Инициаторы введения кириллицы в издания на польском языке стремились расширить рамки эксперимента. Руководитель гражданской администрации Царства Польского Н. А. Милютин, скорее всего вдохновленный А. Ф. Гильфердингом, заботился о распространении вышеупомянутого учебника и в Виленском учебном округе. Но, очевидно, власти Виленского учебного округа не слишком положительно относились к этой идее. Несмотря на то что виленский генерал-губернатор К. П. Кауфман отмечал, что в некоторых областях Гродненской губернии живут поляки[462]
, то есть теоретически там имелась возможность использовать новые учебники, следов их распространения обнаружить не удалось. Поскольку надо было защищать белорусов и литовцев от «полонизации», до них ни в коем случае не должны были доходить учебники на польском языке, в том числе и в кириллической графике[463]. Другими словами, бóльшими «русификаторами» Виленского учебного округа были не те, кто предлагал распространять напечатанные кириллицей польские книги, а те, кто оппонировал этому предложению.Таким образом, решение «польского вопроса» в Северо-Западном крае – это не «обрусение» поляков. У большинства влиятельных высокопоставленных чиновников не было иллюзий о возможности превращения поляков в обозримом будущем в лояльных подданных Российской империи, что вело в том числе и к достаточно высокому порогу «отторженной ассимиляции»: русское общество и чиновники с подозрением относились и к демонстрировавшим лояльность «лицам польского происхождения», и к перешедшим в православие полякам. Главная цель имперских властей – защитить от «полонизации» народ. Этой цели служило и большинство перечисленных в этом разделе мер: вытеснение польского языка из учебных заведений, запрет на издание, ввоз и распространение предназначенных для народа книг на польском языке, ограничения деятельности католической церкви (o них речь пойдет в следующих главах).

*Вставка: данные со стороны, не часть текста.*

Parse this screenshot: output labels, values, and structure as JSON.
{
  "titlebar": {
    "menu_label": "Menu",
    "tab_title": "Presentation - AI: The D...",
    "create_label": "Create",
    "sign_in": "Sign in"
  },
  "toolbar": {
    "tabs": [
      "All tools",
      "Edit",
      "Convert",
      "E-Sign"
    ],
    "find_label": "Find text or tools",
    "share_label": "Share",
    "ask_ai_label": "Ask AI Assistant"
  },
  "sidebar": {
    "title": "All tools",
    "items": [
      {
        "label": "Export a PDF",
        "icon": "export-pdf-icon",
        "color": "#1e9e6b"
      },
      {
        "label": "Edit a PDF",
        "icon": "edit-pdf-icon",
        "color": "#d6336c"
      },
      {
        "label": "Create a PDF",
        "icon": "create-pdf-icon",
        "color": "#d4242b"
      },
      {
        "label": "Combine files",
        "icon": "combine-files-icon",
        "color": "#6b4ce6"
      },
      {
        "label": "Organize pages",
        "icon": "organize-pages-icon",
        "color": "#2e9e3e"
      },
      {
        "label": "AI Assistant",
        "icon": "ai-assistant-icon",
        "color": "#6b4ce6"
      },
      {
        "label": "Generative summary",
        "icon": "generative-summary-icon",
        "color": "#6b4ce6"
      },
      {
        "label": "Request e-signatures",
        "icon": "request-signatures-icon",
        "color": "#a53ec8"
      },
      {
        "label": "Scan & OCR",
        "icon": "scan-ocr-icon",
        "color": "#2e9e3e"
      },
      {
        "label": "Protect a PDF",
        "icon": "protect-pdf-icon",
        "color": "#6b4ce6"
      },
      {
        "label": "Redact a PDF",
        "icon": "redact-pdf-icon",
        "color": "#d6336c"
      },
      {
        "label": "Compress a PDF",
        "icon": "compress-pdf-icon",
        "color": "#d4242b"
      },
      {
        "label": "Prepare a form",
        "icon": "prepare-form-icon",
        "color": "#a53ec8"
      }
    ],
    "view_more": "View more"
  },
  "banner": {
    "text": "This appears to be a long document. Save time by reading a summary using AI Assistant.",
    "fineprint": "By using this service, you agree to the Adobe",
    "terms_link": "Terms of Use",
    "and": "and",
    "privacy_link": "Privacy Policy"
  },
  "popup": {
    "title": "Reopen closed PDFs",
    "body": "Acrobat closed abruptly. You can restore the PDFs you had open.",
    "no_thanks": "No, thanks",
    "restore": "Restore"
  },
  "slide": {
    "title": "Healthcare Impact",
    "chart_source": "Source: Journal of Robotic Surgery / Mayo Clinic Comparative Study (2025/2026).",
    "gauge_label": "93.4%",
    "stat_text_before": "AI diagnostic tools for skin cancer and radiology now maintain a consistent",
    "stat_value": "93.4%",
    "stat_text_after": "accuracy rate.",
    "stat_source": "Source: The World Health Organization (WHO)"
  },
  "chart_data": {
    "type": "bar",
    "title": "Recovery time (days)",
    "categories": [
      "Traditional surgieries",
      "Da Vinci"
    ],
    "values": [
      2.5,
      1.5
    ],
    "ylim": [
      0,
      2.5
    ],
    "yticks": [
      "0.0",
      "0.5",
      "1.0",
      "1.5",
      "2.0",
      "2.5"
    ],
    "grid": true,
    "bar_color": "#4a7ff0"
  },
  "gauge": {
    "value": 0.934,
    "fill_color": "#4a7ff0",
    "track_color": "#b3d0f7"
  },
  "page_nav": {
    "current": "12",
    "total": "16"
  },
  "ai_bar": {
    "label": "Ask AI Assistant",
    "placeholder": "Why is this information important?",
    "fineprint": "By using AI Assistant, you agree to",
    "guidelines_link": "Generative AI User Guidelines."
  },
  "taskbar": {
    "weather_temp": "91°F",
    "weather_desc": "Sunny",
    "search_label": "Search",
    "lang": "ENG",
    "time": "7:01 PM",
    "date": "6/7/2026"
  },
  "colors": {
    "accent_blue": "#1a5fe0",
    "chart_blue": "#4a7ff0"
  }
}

Ассимиляция или аккультурация? Имперская политика в отношении литовцев в 1860-х годах
Историография введения кириллицы, никогда до XIX века не использовавшейся в литовской письменности, – наверное, лучший пример, показывающий, как одно и то же событие может достаточно по-разному оцениваться в работах, с одной стороны, литовских и польских исследователей, и с другой стороны – западноевропейских и российских ученых. Первыми запрет на традиционную латинскую и готическую графику и замену их для литовской письменности на кириллическое письмо чаще всего оценивается как неопровержимое доказательство стремления имперских властей к «обрусению» литовцев[464]
. При этом в западной и в части русской историографии эти действия российских властей оцениваются как стремление защитить литовцев от польского влияния, иногда это явление называют «деполонизацией»[465]. Как считает А. И. Миллер, этот инструмент власти использовали не для ассимиляции, но для аккультурации литовского населения[466]. М. Д. Долбилов, опираясь на детальный анализ принятия бюрократического решения о введении кириллицы, приводит интересную интерпретацию, согласно которой введение кириллицы как графической системы литовской письменности следует интерпретировать не как инструмент ассимиляции, но прежде всего как аспект социальной политики. Согласно М. Д. Долбилову, сомнительно, чтобы чиновники представляли себе литовцев вовлеченными «если не в русскую нацию, то в российское цивилизационное пространство», ученый считает, что «внедрение русской азбуки в литовскую письменность также виделось чиновникам Виленского учебного округа процессом социального характера», а вышестоящим лицам – инструментом деполонизации[467].Эта идея лингвистической инженерии родилась в умах чиновников Российской империи в 1864 году, а возможно – и на год раньше. Примерно тогда же эту идею начинают рассматривать в различных точках империи – не только в Вильне и Санкт-Петербурге, но и в Варшаве, где А. Ф. Гильфердинг и С. Микуцкий своими соображениями делились с Н. А. Милютиным, главой гражданской администрации Царства Польского. Именно Н. А. Милютин весной 1864 года предложил М. Н. Муравьеву отпечатать на литовском языке, но в русской графике законы 19 февраля 1864 года о крестьянской реформе в Царстве Польском и таким образом сделать шаг к «отрешению литвинов от польского влияния и к сближению их с нами»[468]
. Обретя союзника в лице М. Н. Муравьева, Н. А. Милютин спешил радоваться будущей победе: «Русские письмена окончат то, что начато русским мечом»[469].